Barclays profit drops on loss from asset disposals

Barclays Plc said profit fell by more than half in the second quarter as the bank posted a 1.1 billion-pound ($1.4 billion) pretax loss from the unit that houses the businesses and assets its trying to sell or wind down.

Pretax profit, excluding notable items, fell to 763 million pounds ($1.01 billion) from 1.62 billion pounds a year ago, the lender said in a statement Friday. That missed the 985 million-pound average estimate of six analysts compiled by Bloomberg.

“Non-core rundown — the key to unlocking the full earnings power of that core — has good momentum, and we remain committed to closing the unit in 2017,” Chief Executive Officer Jes Staley, 59, said in the statement.

Staley’s nascent turnaround effort at Barclays was dealt a blow by Britain’s vote in June to leave the European Union, just months after he decided to retreat from Asia and Africa and refocus on the U.K. to revive profitability. With the country now heading for a recession and questions over whether the investment bank will be allowed to continue doing business across Europe from London, analysts have slashed the firm’s earnings outlook and called for deeper cost cuts.

Barclays also reported credit impairment charges at the investment bank increased by a third largely due to the oil and gas sector.

The stock has fallen 34 percent since Staley took over in December, extending a two-year slump that’s left the bank trading at less than half the book value of its assets.
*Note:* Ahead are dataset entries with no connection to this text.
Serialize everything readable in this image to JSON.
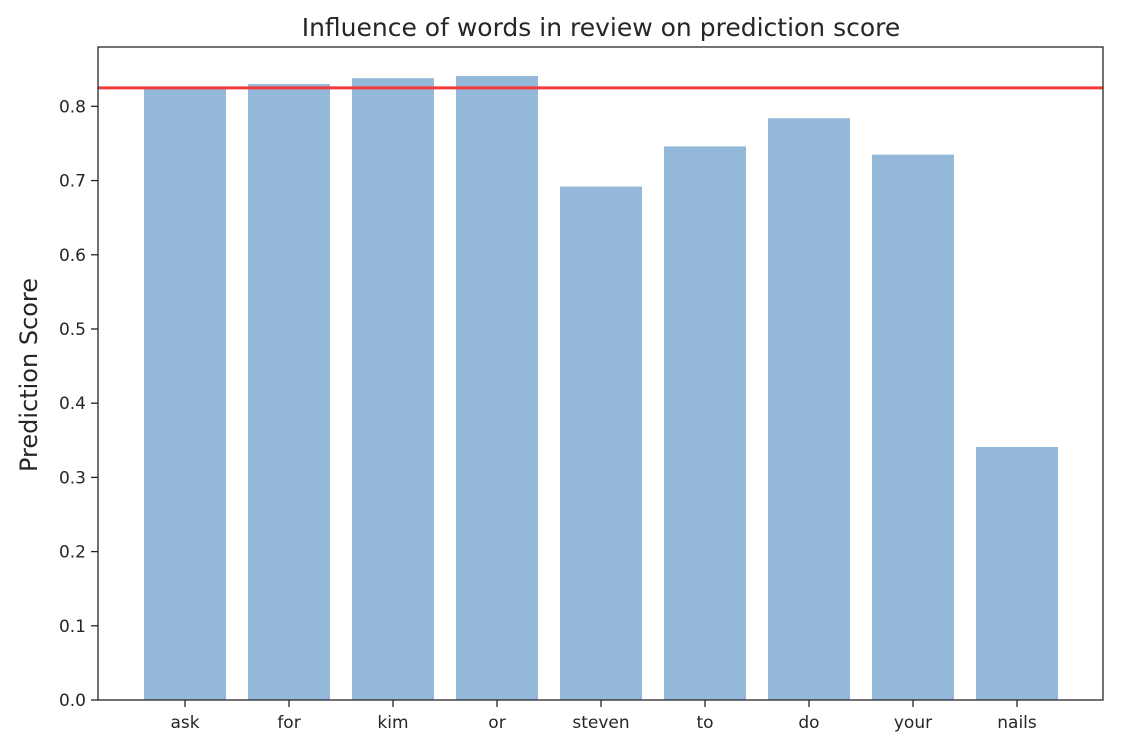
{
  "chart_data": {
    "type": "bar",
    "title": "Influence of words in review on prediction score",
    "xlabel": "",
    "ylabel": "Prediction Score",
    "categories": [
      "ask",
      "for",
      "kim",
      "or",
      "steven",
      "to",
      "do",
      "your",
      "nails"
    ],
    "values": [
      0.825,
      0.83,
      0.838,
      0.841,
      0.692,
      0.746,
      0.784,
      0.735,
      0.341
    ],
    "ylim": [
      0,
      0.88
    ],
    "yticks": [
      0.0,
      0.1,
      0.2,
      0.3,
      0.4,
      0.5,
      0.6,
      0.7,
      0.8
    ],
    "ytick_labels": [
      "0.0",
      "0.1",
      "0.2",
      "0.3",
      "0.4",
      "0.5",
      "0.6",
      "0.7",
      "0.8"
    ],
    "reference_line": 0.825,
    "grid": false,
    "colors": {
      "bar": "#93b8d9",
      "reference_line": "#f23a3a",
      "axis": "#262626"
    }
  }
}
In addition to Brexit, the shares have been depressed by the bank’s surprise decision in March to cut its dividend in half to support its capital position amid its restructuring. Staley is selling down its century-old African business, pulling the investment bank out of nine countries and has eliminated more than 10,000 jobs, while trying to divest about 50 billion pounds of toxic and unwanted assets.

Staley and Chairman John McFarlane, 69, are trying to convince investors of the long-term advantage of keeping a transatlantic investment bank, which generated lower investment returns than its consumer and credit card business in the first quarter.